(左から)マット・デイモン、スティーヴン・ソダーバーグ監督、マイケル・ダグラス

今年のカンヌ映画祭にコンペ入りしているスティーヴン・ソダーバーグ監督最新作『Behind the Candelabra』の公式会見が行われた。

アメリカで絶大な人気を誇ったピアニストでエンターテイナーのリベラッチ(マイケル・ダグラス)と、年下のゲイの愛人スコット・ソーソン(マット・デイモン)の関係を描く物語。

「リベラッチを演じてみたらとスティーヴン(・ソダーバーグ)に言われたのは、『トラフィック』(2000年)の撮影中。それから7年ほどして、スティーヴンが、スコット・ソーソンが書いたこの原作本を見つけ、脚本家を雇った。今、こうやって実現したのは、僕にとって最高のプレゼントだ」と、ガンを克服し、自信作をもってカンヌ映画祭にやって来たことに、ダグラスは思わず涙ぐんだ。

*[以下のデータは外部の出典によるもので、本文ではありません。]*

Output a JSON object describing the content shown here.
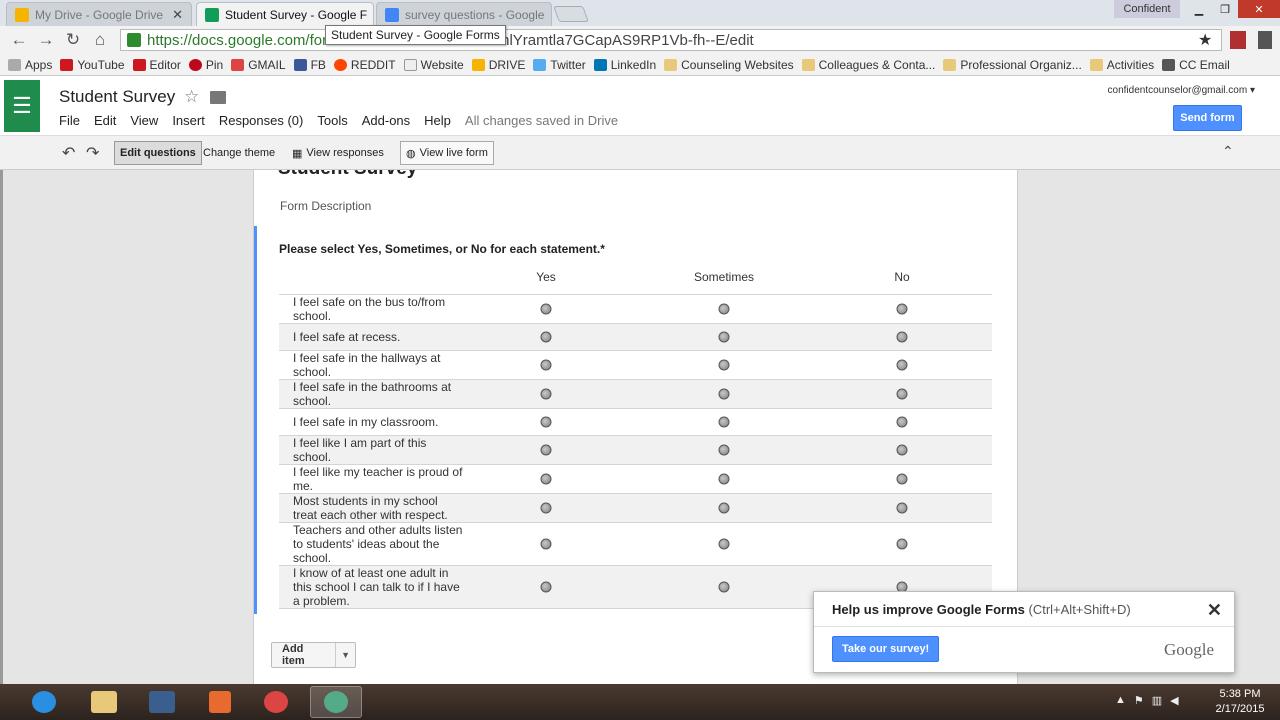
{
  "browser": {
    "tabs": [
      {
        "title": "My Drive - Google Drive",
        "active": false,
        "color": "#f4b400"
      },
      {
        "title": "Student Survey - Google F",
        "active": true,
        "color": "#0f9d58"
      },
      {
        "title": "survey questions - Google",
        "active": false,
        "color": "#4285f4"
      }
    ],
    "profile": "Confident",
    "url_host": "https://docs.google.com/for",
    "url_rest": "hlYramtla7GCapAS9RP1Vb-fh--E/edit",
    "tooltip": "Student Survey - Google Forms",
    "bookmarks": [
      "Apps",
      "YouTube",
      "Editor",
      "Pin",
      "GMAIL",
      "FB",
      "REDDIT",
      "Website",
      "DRIVE",
      "Twitter",
      "LinkedIn",
      "Counseling Websites",
      "Colleagues & Conta...",
      "Professional Organiz...",
      "Activities",
      "CC Email"
    ]
  },
  "app": {
    "title": "Student Survey",
    "menu": [
      "File",
      "Edit",
      "View",
      "Insert",
      "Responses (0)",
      "Tools",
      "Add-ons",
      "Help"
    ],
    "saved_status": "All changes saved in Drive",
    "account": "confidentcounselor@gmail.com",
    "send_form": "Send form",
    "accent_color": "#4d90fe",
    "brand_color": "#1f8c4d"
  },
  "edit_toolbar": {
    "edit_questions": "Edit questions",
    "change_theme": "Change theme",
    "view_responses": "View responses",
    "view_live_form": "View live form"
  },
  "form": {
    "title": "Student Survey",
    "description": "Form Description",
    "question": "Please select Yes, Sometimes, or No for each statement.*",
    "columns": [
      "Yes",
      "Sometimes",
      "No"
    ],
    "rows": [
      "I feel safe on the bus to/from school.",
      "I feel safe at recess.",
      "I feel safe in the hallways at school.",
      "I feel safe in the bathrooms at school.",
      "I feel safe in my classroom.",
      "I feel like I am part of this school.",
      "I feel like my teacher is proud of me.",
      "Most students in my school treat each other with respect.",
      "Teachers and other adults listen to students' ideas about the school.",
      "I know of at least one adult in this school I can talk to if I have a problem."
    ],
    "add_item": "Add item"
  },
  "feedback": {
    "title": "Help us improve Google Forms",
    "shortcut": "(Ctrl+Alt+Shift+D)",
    "button": "Take our survey!",
    "brand": "Google"
  },
  "taskbar": {
    "time": "5:38 PM",
    "date": "2/17/2015"
  }
}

また、デイモンがソダーバーグと組むのは、これが7回目。映画の中ではダグラスとのベッドシーンがふんだんにあるが、迷いなく出演に同意したと振り返る。「これでシャロン・ストーン、グレン・クローズ、デミ・ムーアらとの共通点ができたよ(笑)。出演作を決める時は、いつだって100%監督で決めるんだ。脚本もないのに、その監督を信頼しているから出たことだってある。今回は監督がスティーヴンだし、さらに脚本もすばらしかった。抵抗なんて、何もなかったね」。

ソダーバーグがデビュー作『セックスと嘘とビデオテープ』でいきなりカンヌ映画祭の最高賞パルムドールを獲得したのは、24年前のこと。この作品で監督を引退するのではという噂を、本人は否定しない。「この後は長い休暇を取るつもりでいるんだ。いつまで休むかは決めていない。24年前にここに来た時は、まだ髪があった(笑)。そこから今までの道のりは、素敵だったよ。あの映画は、ふたりの登場人物が同じ部屋にいる話で、今作もそうだ。この作品には、僕の最後の映画になったとしても満足という、大きな誇りを感じているよ」。果たして最後の作品(?)で再び受賞となるか?